Write a script and run it from a plugin in the admin area. The publisher of the site would trigger the wget script when the site is changed by either adding or changing an article or by modifying the look and feel.
You could also create a plugin that would monitor certain changes in the backend and would itself be the trigger, but what if you need to create an article and also tweak the CSS, how would the plugin know when you’re done with your changes?
Another option is to run the script via a cron job every 10 minutes, it would check for the existence of a file in a directory. If the file exists, the site was changed, so run wget and wipe out the file when done.
1. In other words, how does the cache become invalidated?
Check out how wget uses time-stamping, it checks the timestamp of the html file in cache against what your site returns via the Last-Modified header. See Send “Last-Modified” header? in the advanced preferences.
So, although I agree you could put together a workable “poor man’s cache” with the above techniques, and it might work fine for some (smallish) sites, I don’t think it approaches the utility of a fully baked-in solution.

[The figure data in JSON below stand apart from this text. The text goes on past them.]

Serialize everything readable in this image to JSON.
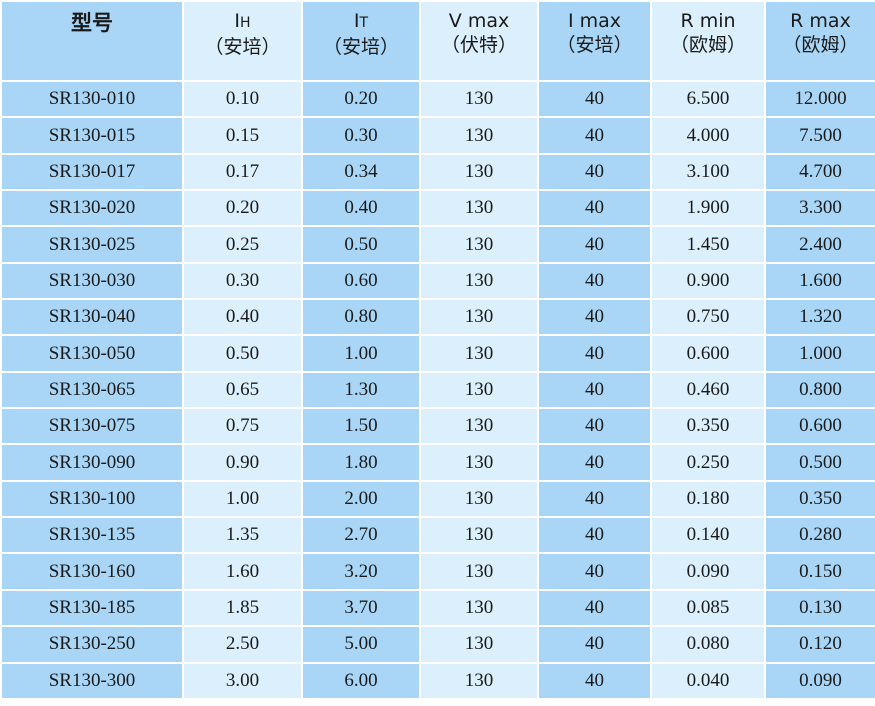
{
  "header": {
    "model": "型号",
    "ih": {
      "main": "I",
      "sub": "H",
      "unit": "（安培）"
    },
    "it": {
      "main": "I",
      "sub": "T",
      "unit": "（安培）"
    },
    "vmax": {
      "main": "V max",
      "unit": "（伏特）"
    },
    "imax": {
      "main": "I max",
      "unit": "（安培）"
    },
    "rmin": {
      "main": "R min",
      "unit": "（欧姆）"
    },
    "rmax": {
      "main": "R max",
      "unit": "（欧姆）"
    }
  },
  "rows": [
    [
      "SR130-010",
      "0.10",
      "0.20",
      "130",
      "40",
      "6.500",
      "12.000"
    ],
    [
      "SR130-015",
      "0.15",
      "0.30",
      "130",
      "40",
      "4.000",
      "7.500"
    ],
    [
      "SR130-017",
      "0.17",
      "0.34",
      "130",
      "40",
      "3.100",
      "4.700"
    ],
    [
      "SR130-020",
      "0.20",
      "0.40",
      "130",
      "40",
      "1.900",
      "3.300"
    ],
    [
      "SR130-025",
      "0.25",
      "0.50",
      "130",
      "40",
      "1.450",
      "2.400"
    ],
    [
      "SR130-030",
      "0.30",
      "0.60",
      "130",
      "40",
      "0.900",
      "1.600"
    ],
    [
      "SR130-040",
      "0.40",
      "0.80",
      "130",
      "40",
      "0.750",
      "1.320"
    ],
    [
      "SR130-050",
      "0.50",
      "1.00",
      "130",
      "40",
      "0.600",
      "1.000"
    ],
    [
      "SR130-065",
      "0.65",
      "1.30",
      "130",
      "40",
      "0.460",
      "0.800"
    ],
    [
      "SR130-075",
      "0.75",
      "1.50",
      "130",
      "40",
      "0.350",
      "0.600"
    ],
    [
      "SR130-090",
      "0.90",
      "1.80",
      "130",
      "40",
      "0.250",
      "0.500"
    ],
    [
      "SR130-100",
      "1.00",
      "2.00",
      "130",
      "40",
      "0.180",
      "0.350"
    ],
    [
      "SR130-135",
      "1.35",
      "2.70",
      "130",
      "40",
      "0.140",
      "0.280"
    ],
    [
      "SR130-160",
      "1.60",
      "3.20",
      "130",
      "40",
      "0.090",
      "0.150"
    ],
    [
      "SR130-185",
      "1.85",
      "3.70",
      "130",
      "40",
      "0.085",
      "0.130"
    ],
    [
      "SR130-250",
      "2.50",
      "5.00",
      "130",
      "40",
      "0.080",
      "0.120"
    ],
    [
      "SR130-300",
      "3.00",
      "6.00",
      "130",
      "40",
      "0.040",
      "0.090"
    ]
  ],
  "colors": {
    "dark_cell": "#a9d6f6",
    "light_cell": "#dbeffc",
    "grid": "#ffffff"
  }
}
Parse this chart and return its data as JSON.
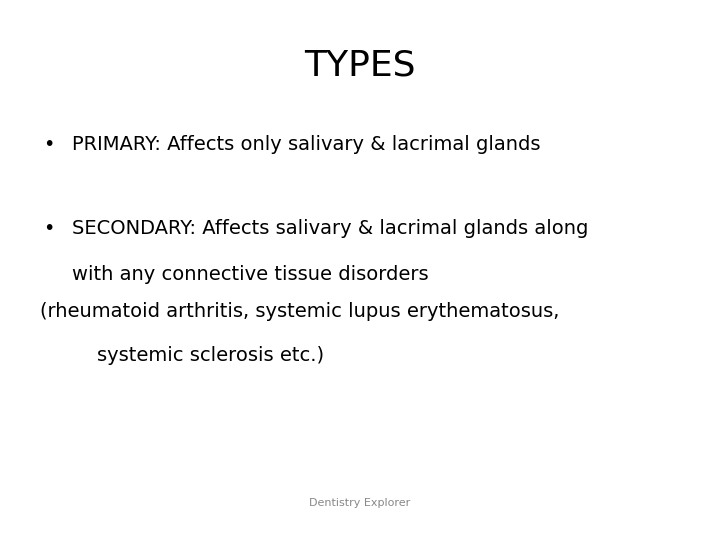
{
  "title": "TYPES",
  "title_fontsize": 26,
  "title_font": "DejaVu Sans",
  "background_color": "#ffffff",
  "text_color": "#000000",
  "bullet1": "PRIMARY: Affects only salivary & lacrimal glands",
  "bullet2_line1": "SECONDARY: Affects salivary & lacrimal glands along",
  "bullet2_line2": "with any connective tissue disorders",
  "bullet2_line3": "(rheumatoid arthritis, systemic lupus erythematosus,",
  "bullet2_line4": "    systemic sclerosis etc.)",
  "footer": "Dentistry Explorer",
  "bullet_fontsize": 14,
  "footer_fontsize": 8
}
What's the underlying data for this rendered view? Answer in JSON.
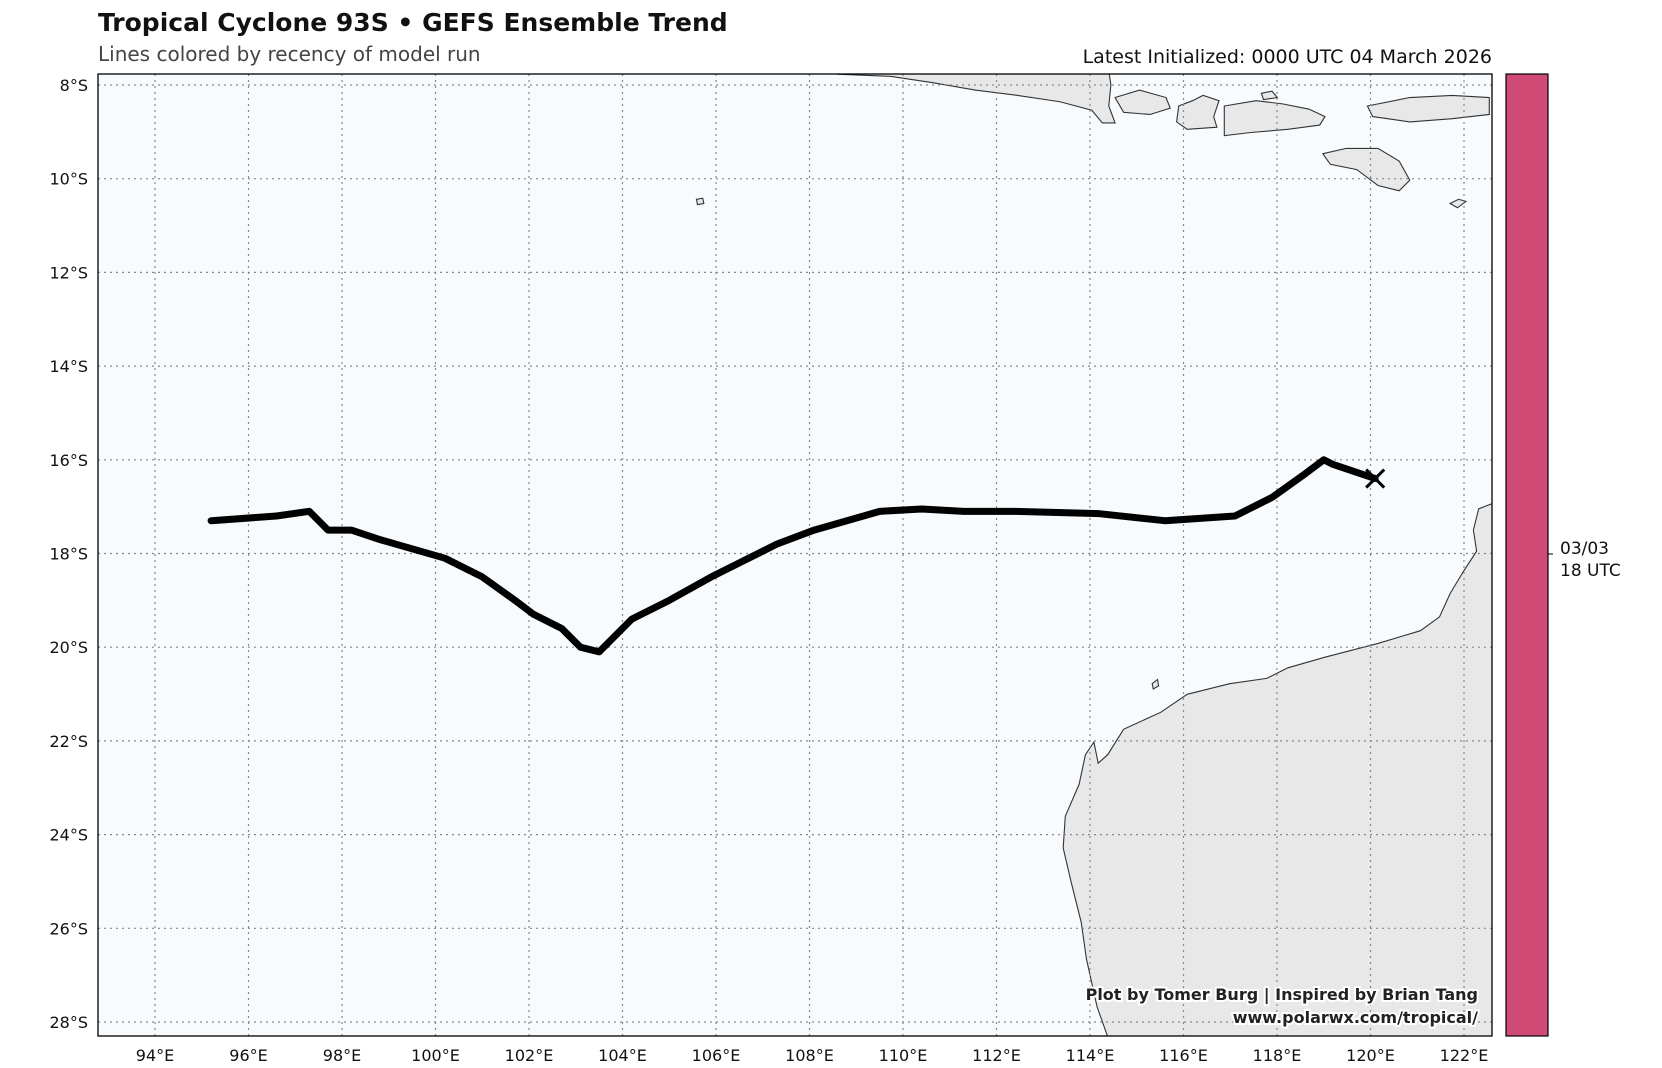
{
  "header": {
    "title": "Tropical Cyclone 93S • GEFS Ensemble Trend",
    "subtitle": "Lines colored by recency of model run",
    "initialized": "Latest Initialized: 0000 UTC 04 March 2026"
  },
  "credits": {
    "line1": "Plot by Tomer Burg | Inspired by Brian Tang",
    "line2": "www.polarwx.com/tropical/"
  },
  "colors": {
    "ocean": "#f7fbfd",
    "land": "#e8e8e8",
    "track": "#000000",
    "colorbar": "#cf4a74"
  },
  "chart_data": {
    "type": "line",
    "title": "Tropical Cyclone 93S • GEFS Ensemble Trend",
    "xlim": [
      92.8,
      122.6
    ],
    "ylim": [
      -28.3,
      -7.8
    ],
    "grid": true,
    "xticks": [
      94,
      96,
      98,
      100,
      102,
      104,
      106,
      108,
      110,
      112,
      114,
      116,
      118,
      120,
      122
    ],
    "xtick_labels": [
      "94°E",
      "96°E",
      "98°E",
      "100°E",
      "102°E",
      "104°E",
      "106°E",
      "108°E",
      "110°E",
      "112°E",
      "114°E",
      "116°E",
      "118°E",
      "120°E",
      "122°E"
    ],
    "yticks": [
      -8,
      -10,
      -12,
      -14,
      -16,
      -18,
      -20,
      -22,
      -24,
      -26,
      -28
    ],
    "ytick_labels": [
      "8°S",
      "10°S",
      "12°S",
      "14°S",
      "16°S",
      "18°S",
      "20°S",
      "22°S",
      "24°S",
      "26°S",
      "28°S"
    ],
    "colorbar": {
      "labels": [
        "03/03",
        "18 UTC"
      ],
      "color": "#cf4a74"
    },
    "series": [
      {
        "run": "03/03 18 UTC",
        "lon": [
          95.2,
          96.6,
          97.3,
          97.7,
          98.2,
          98.8,
          99.5,
          100.2,
          101.0,
          101.7,
          102.1,
          102.7,
          103.1,
          103.5,
          103.8,
          104.2,
          105.0,
          105.9,
          106.5,
          107.3,
          108.1,
          108.8,
          109.5,
          110.4,
          111.3,
          112.4,
          114.2,
          115.6,
          117.1,
          117.9,
          118.6,
          119.0,
          119.2,
          120.1
        ],
        "lat": [
          -17.3,
          -17.2,
          -17.1,
          -17.5,
          -17.5,
          -17.7,
          -17.9,
          -18.1,
          -18.5,
          -19.0,
          -19.3,
          -19.6,
          -20.0,
          -20.1,
          -19.8,
          -19.4,
          -19.0,
          -18.5,
          -18.2,
          -17.8,
          -17.5,
          -17.3,
          -17.1,
          -17.05,
          -17.1,
          -17.1,
          -17.15,
          -17.3,
          -17.2,
          -16.8,
          -16.3,
          -16.0,
          -16.1,
          -16.4
        ]
      }
    ],
    "latest_position_marker": "x"
  }
}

Yes, it doesn’t come close to a full core solution but it could help a site sustain a Digg effect.
We Love TXP . TXP Themes . TXP Tags . TXP Planet . TXP Make
Offline
Re: Full page caching in TXP core
hcgtv wrote:
Check out how wget uses time-stamping, it checks the timestamp of the html file in cache against what your site returns via the Last-Modified header. See Send “Last-Modified” header? in the advanced preferences.
OK, so you are assuming that the “public facing” domain for the site is being served directly from the cache directory, and wget is fetching the underlying Textpattern site via a private IP? Otherwise, wget is not going to see any Last-Modified headers. If apache is serving pages from the cache (via mod-rewrite rules), then wget is also going to be fed from the cache – not from Textpattern…
Offline
Re: Full page caching in TXP core
artagesw wrote:
OK, so you are assuming that the “public facing” domain for the site is being served directly from the cache directory, and wget is fetching the underlying Textpattern site via a private IP?

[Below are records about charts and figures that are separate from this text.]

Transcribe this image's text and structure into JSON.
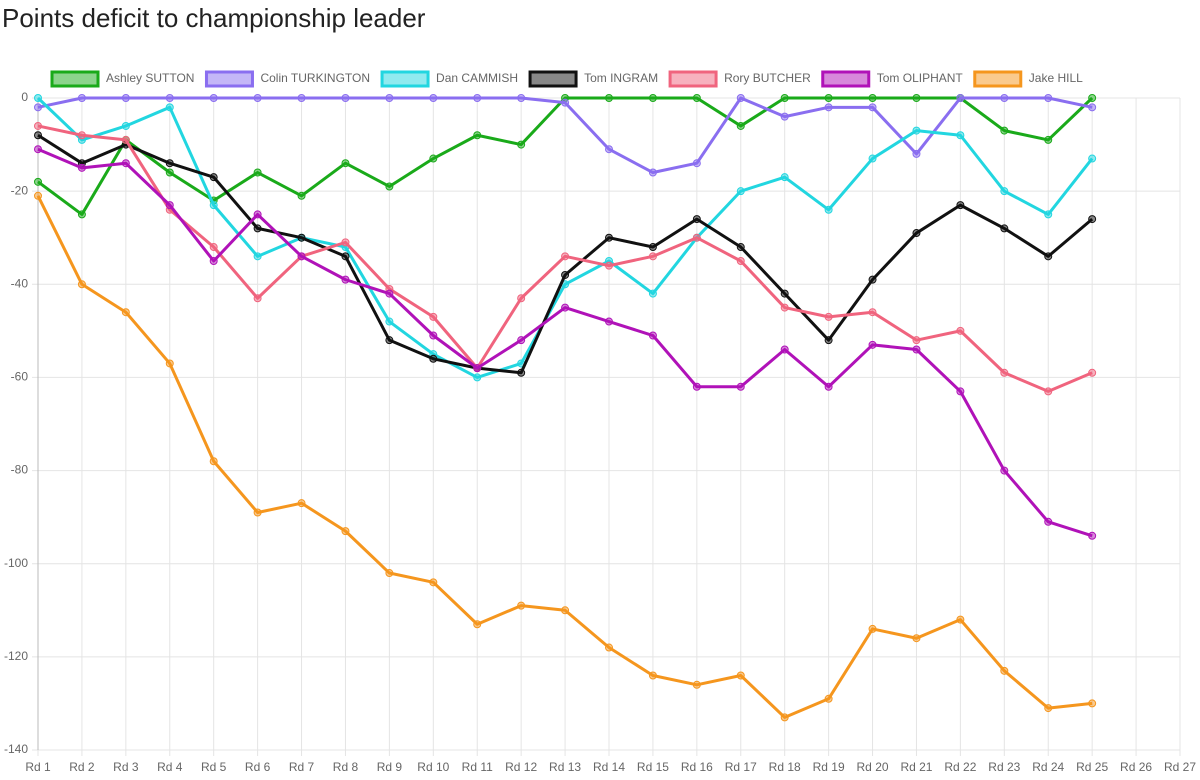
{
  "chart_data": {
    "type": "line",
    "title": "Points deficit to championship leader",
    "categories": [
      "Rd 1",
      "Rd 2",
      "Rd 3",
      "Rd 4",
      "Rd 5",
      "Rd 6",
      "Rd 7",
      "Rd 8",
      "Rd 9",
      "Rd 10",
      "Rd 11",
      "Rd 12",
      "Rd 13",
      "Rd 14",
      "Rd 15",
      "Rd 16",
      "Rd 17",
      "Rd 18",
      "Rd 19",
      "Rd 20",
      "Rd 21",
      "Rd 22",
      "Rd 23",
      "Rd 24",
      "Rd 25",
      "Rd 26",
      "Rd 27"
    ],
    "ylim": [
      -140,
      0
    ],
    "yticks": [
      0,
      -20,
      -40,
      -60,
      -80,
      -100,
      -120,
      -140
    ],
    "grid": true,
    "legend": "top",
    "series": [
      {
        "name": "Ashley SUTTON",
        "color": "#1aaa1a",
        "values": [
          -18,
          -25,
          -9,
          -16,
          -22,
          -16,
          -21,
          -14,
          -19,
          -13,
          -8,
          -10,
          0,
          0,
          0,
          0,
          -6,
          0,
          0,
          0,
          0,
          0,
          -7,
          -9,
          0,
          null,
          null
        ]
      },
      {
        "name": "Colin TURKINGTON",
        "color": "#8a6ef0",
        "values": [
          -2,
          0,
          0,
          0,
          0,
          0,
          0,
          0,
          0,
          0,
          0,
          0,
          -1,
          -11,
          -16,
          -14,
          0,
          -4,
          -2,
          -2,
          -12,
          0,
          0,
          0,
          -2,
          null,
          null
        ]
      },
      {
        "name": "Dan CAMMISH",
        "color": "#22d6e0",
        "values": [
          0,
          -9,
          -6,
          -2,
          -23,
          -34,
          -30,
          -32,
          -48,
          -55,
          -60,
          -57,
          -40,
          -35,
          -42,
          -30,
          -20,
          -17,
          -24,
          -13,
          -7,
          -8,
          -20,
          -25,
          -13,
          null,
          null
        ]
      },
      {
        "name": "Tom INGRAM",
        "color": "#111111",
        "values": [
          -8,
          -14,
          -10,
          -14,
          -17,
          -28,
          -30,
          -34,
          -52,
          -56,
          -58,
          -59,
          -38,
          -30,
          -32,
          -26,
          -32,
          -42,
          -52,
          -39,
          -29,
          -23,
          -28,
          -34,
          -26,
          null,
          null
        ]
      },
      {
        "name": "Rory BUTCHER",
        "color": "#f0647e",
        "values": [
          -6,
          -8,
          -9,
          -24,
          -32,
          -43,
          -34,
          -31,
          -41,
          -47,
          -58,
          -43,
          -34,
          -36,
          -34,
          -30,
          -35,
          -45,
          -47,
          -46,
          -52,
          -50,
          -59,
          -63,
          -59,
          null,
          null
        ]
      },
      {
        "name": "Tom OLIPHANT",
        "color": "#b012b8",
        "values": [
          -11,
          -15,
          -14,
          -23,
          -35,
          -25,
          -34,
          -39,
          -42,
          -51,
          -58,
          -52,
          -45,
          -48,
          -51,
          -62,
          -62,
          -54,
          -62,
          -53,
          -54,
          -63,
          -80,
          -91,
          -94,
          null,
          null
        ]
      },
      {
        "name": "Jake HILL",
        "color": "#f5961e",
        "values": [
          -21,
          -40,
          -46,
          -57,
          -78,
          -89,
          -87,
          -93,
          -102,
          -104,
          -113,
          -109,
          -110,
          -118,
          -124,
          -126,
          -124,
          -133,
          -129,
          -114,
          -116,
          -112,
          -123,
          -131,
          -130,
          null,
          null
        ]
      }
    ]
  }
}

Yes, you have to point wget at your dynamic Textpattern site so it can build the static pages. Whatever means you may employ, private IP, subdomain for live site or using .htaccess to detect wget and feed it the live site while serving static site to every other user agent.

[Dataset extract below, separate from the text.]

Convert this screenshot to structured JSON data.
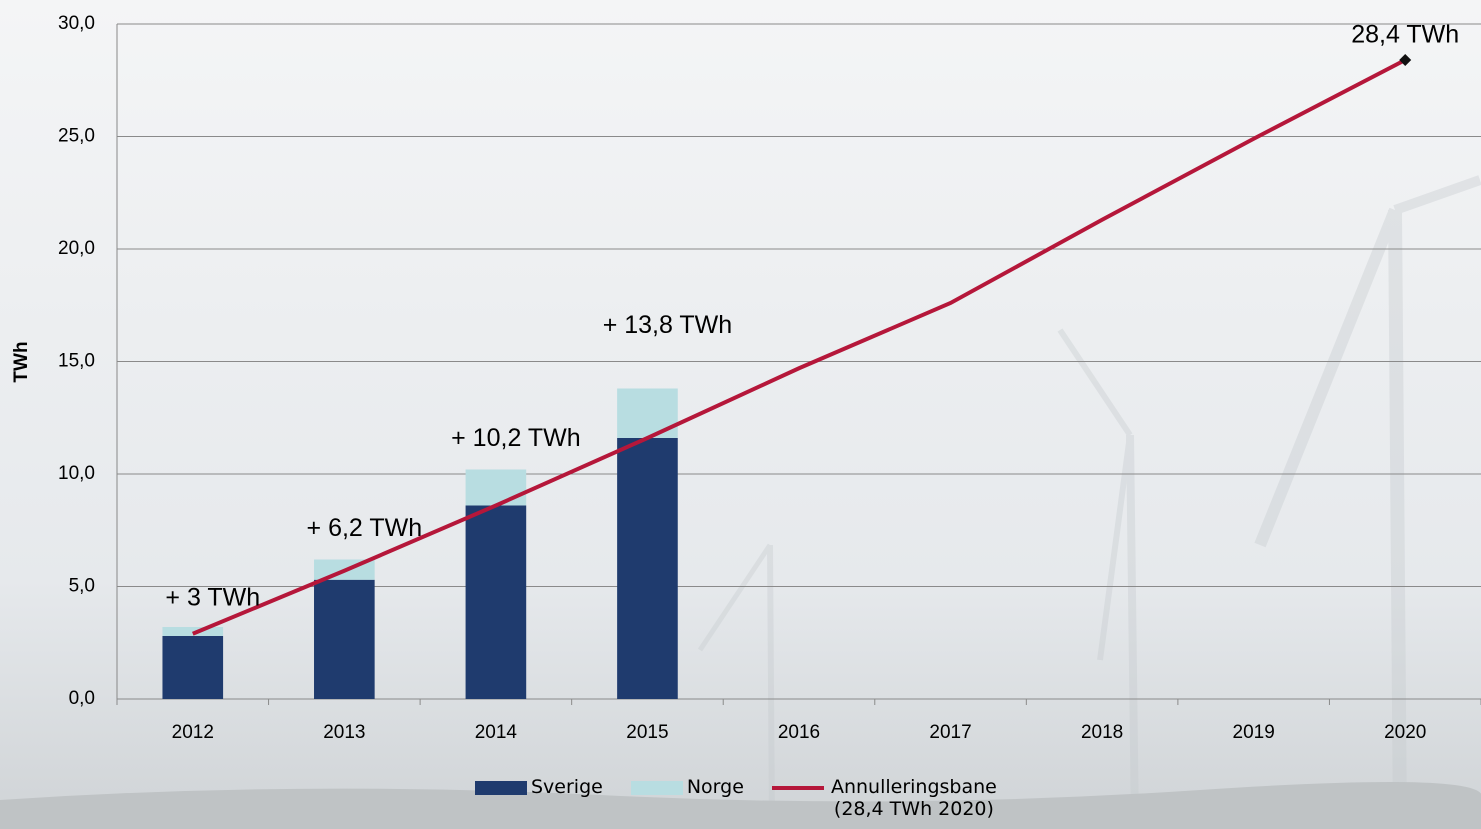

We can also make a special user agent for wget, should you want to be sure to feed the live site to your own wget process as opposed to someone using wget to leech your site.
We Love TXP . TXP Themes . TXP Tags . TXP Planet . TXP Make
Offline
Re: Full page caching in TXP core
hcgtv wrote:
Yes, you have to point wget at your dynamic Textpattern site so it can build the static pages. Whatever means you may employ, private IP, subdomain for live site or using .htaccess to detect wget and feed it the live site while serving static site to every other user agent.
OK, so now the issue of interactive pages creeps back in. If the public domain is pointing at the static site, and we have configured wget to ignore certain interactive pages (forms and such), then how does the user reach those pages? Mod-rewrite on a per-URL basis?